The Colts played well in the NFL’s ultimate week against the Houston Texans. The Colts opened with a 75-yard touchdown drive, capped by a one-yard Andrew Luck TD pass to rookie Coby Fleener. An energized defense, a Deji Karim 102-yard kickoff return for a touchdown and a 70-yard TD pass from Luck to T.Y. Hilton was enough to drown the misfiring Texans.
Andrew Luck and Reggie Wayne played the first series of the second half. After a three-and-out defensive stop, Luck and Wayne came out again and again. On the first possession of the fourth quarter Luck found himself lead blocking on an outside run play.
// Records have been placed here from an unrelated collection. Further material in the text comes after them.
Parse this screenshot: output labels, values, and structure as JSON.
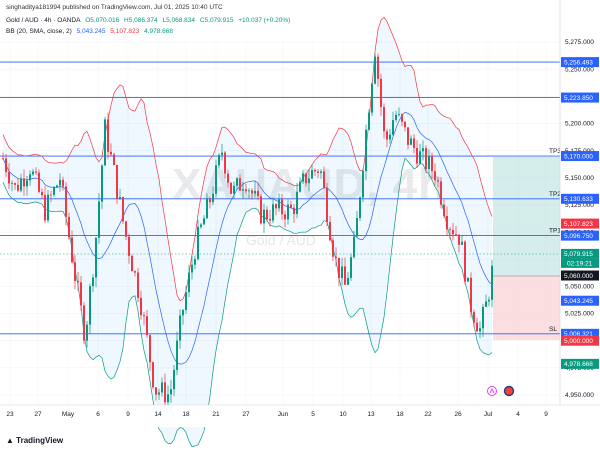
{
  "header": {
    "publisher": "singhaditya181994 published on TradingView.com, Jul 01, 2025 10:40 UTC",
    "symbol": "Gold / AUD · 4h · OANDA",
    "open": "O5,070.016",
    "high": "H5,086.374",
    "low": "L5,068.834",
    "close": "C5,079.915",
    "change": "+10.037 (+0.20%)",
    "indicator": "BB (20, SMA, close, 2)",
    "bb_basis": "5,043.245",
    "bb_upper": "5,107.823",
    "bb_lower": "4,978.668"
  },
  "watermark": {
    "ticker": "XAUAUD, 4h",
    "name": "Gold / AUD"
  },
  "footer": {
    "logo": "TradingView"
  },
  "price_axis": {
    "ticks": [
      "5,275.000",
      "5,250.000",
      "5,225.000",
      "5,200.000",
      "5,175.000",
      "5,150.000",
      "5,125.000",
      "5,100.000",
      "5,075.000",
      "5,050.000",
      "5,025.000",
      "5,000.000",
      "4,975.000",
      "4,950.000"
    ]
  },
  "time_axis": {
    "ticks": [
      "23",
      "27",
      "May",
      "6",
      "9",
      "14",
      "18",
      "21",
      "27",
      "Jun",
      "5",
      "10",
      "13",
      "18",
      "22",
      "26",
      "Jul",
      "4",
      "9"
    ]
  },
  "levels": [
    {
      "name": "level-5256",
      "label": "5,256.493",
      "tag": ""
    },
    {
      "name": "level-5223",
      "label": "5,223.850",
      "tag": ""
    },
    {
      "name": "level-tp3",
      "label": "5,170.000",
      "tag": "TP3"
    },
    {
      "name": "level-tp2",
      "label": "5,130.633",
      "tag": "TP2"
    },
    {
      "name": "level-tp1",
      "label": "5,096.750",
      "tag": "TP1"
    },
    {
      "name": "level-sl",
      "label": "5,006.321",
      "tag": "SL"
    }
  ],
  "price_badges": {
    "bb_upper": "5,107.823",
    "last": "5,079.915",
    "countdown": "02:19:21",
    "entry": "5,060.000",
    "bb_basis": "5,043.245",
    "stop": "5,000.000",
    "bb_lower": "4,978.668"
  },
  "colors": {
    "up": "#089981",
    "down": "#f23645",
    "level": "#2962ff",
    "bb_basis": "#2962ff",
    "bb_upper": "#f23645",
    "bb_lower": "#089981",
    "target_zone": "#b2dfdb",
    "stop_zone": "#f8c9cc"
  }
}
The Colts ate clock in the fourth quarter and still Luck and Wayne are on the field. Is that Wayne squaring up against the Texans’ linebackers? Is that Luck driving for a first down on a QB sneak?
I don’t care how tough you think you and your team are, this is professional malfeasance, plain and simple. The risk of injury was only part of the consideration in resting players. The more important reason to rest key players is from the perspective of physically recovering for the Wild Card game.
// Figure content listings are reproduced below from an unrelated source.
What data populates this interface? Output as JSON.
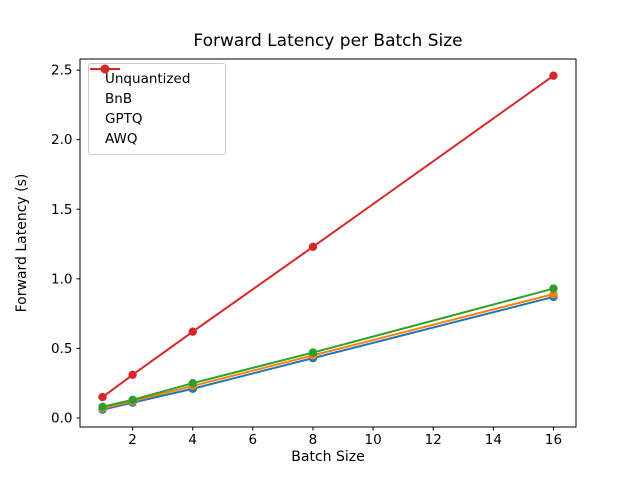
{
  "chart_data": {
    "type": "line",
    "title": "Forward Latency per Batch Size",
    "xlabel": "Batch Size",
    "ylabel": "Forward Latency (s)",
    "x": [
      1,
      2,
      4,
      8,
      16
    ],
    "series": [
      {
        "name": "Unquantized",
        "color": "#1f77b4",
        "values": [
          0.06,
          0.11,
          0.21,
          0.43,
          0.87
        ]
      },
      {
        "name": "BnB",
        "color": "#ff7f0e",
        "values": [
          0.07,
          0.12,
          0.23,
          0.45,
          0.89
        ]
      },
      {
        "name": "GPTQ",
        "color": "#2ca02c",
        "values": [
          0.08,
          0.13,
          0.25,
          0.47,
          0.93
        ]
      },
      {
        "name": "AWQ",
        "color": "#d62728",
        "values": [
          0.15,
          0.31,
          0.62,
          1.23,
          2.46
        ]
      }
    ],
    "xlim": [
      0.25,
      16.75
    ],
    "ylim": [
      -0.065,
      2.58
    ],
    "xticks": [
      2,
      4,
      6,
      8,
      10,
      12,
      14,
      16
    ],
    "xtick_labels": [
      "2",
      "4",
      "6",
      "8",
      "10",
      "12",
      "14",
      "16"
    ],
    "yticks": [
      0.0,
      0.5,
      1.0,
      1.5,
      2.0,
      2.5
    ],
    "ytick_labels": [
      "0.0",
      "0.5",
      "1.0",
      "1.5",
      "2.0",
      "2.5"
    ],
    "grid": false,
    "legend_position": "upper left",
    "marker": "o",
    "spine_color": "#000000",
    "legend_border_color": "#cccccc"
  }
}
There is simply no competitive advantage to Luck and Wayne finishing this game.
But if your players need to prove something to themselves at this point in the season, then the team has a deficiency that one well-played game is not going to fix.
The science is clear, human bodies need time to recover from heavy exertion and performance declines over time if the body is not allowed time to recover. All of the moxy and mojo in the world can’t make the human body recover faster.
Pagano should have taken a cue from his former mentor, John Harbaugh of the Baltimore Ravens, and rested his key skill players. Earlier in the week Pagano said something to the effect that his players were 16-game players. Fine. Why should that 16th game be a meaningless game rather than the first game of the one-and-done playoffs?
After the game Pagano was smiling and the fans were cheering. Over in Cincinnati, on the Ravens sideline, John Harbaugh was smiling with his team behind 23-14. Why is the coach of a losing team relaxed and smiling? What does the coach who has taken his team to the playoffs four years in a row know?
So the Colts beat their AFC rival, whoop de freakin’ do. Everyone knows the ultimate goal of every competitive team is a championship and the Colts just lowered the probability of making that happen.
Mark my words, the Colts will rue this coaching decision in the AFC Wild Card game. Had the Colts rested their key skill players I would have picked them to win on Wild Card Weekend. Instead, they face a rested and tested Ravens team that will pound them out of the stadium.
Of course, I’ve been wrong before.
How far do you think the Colts will go?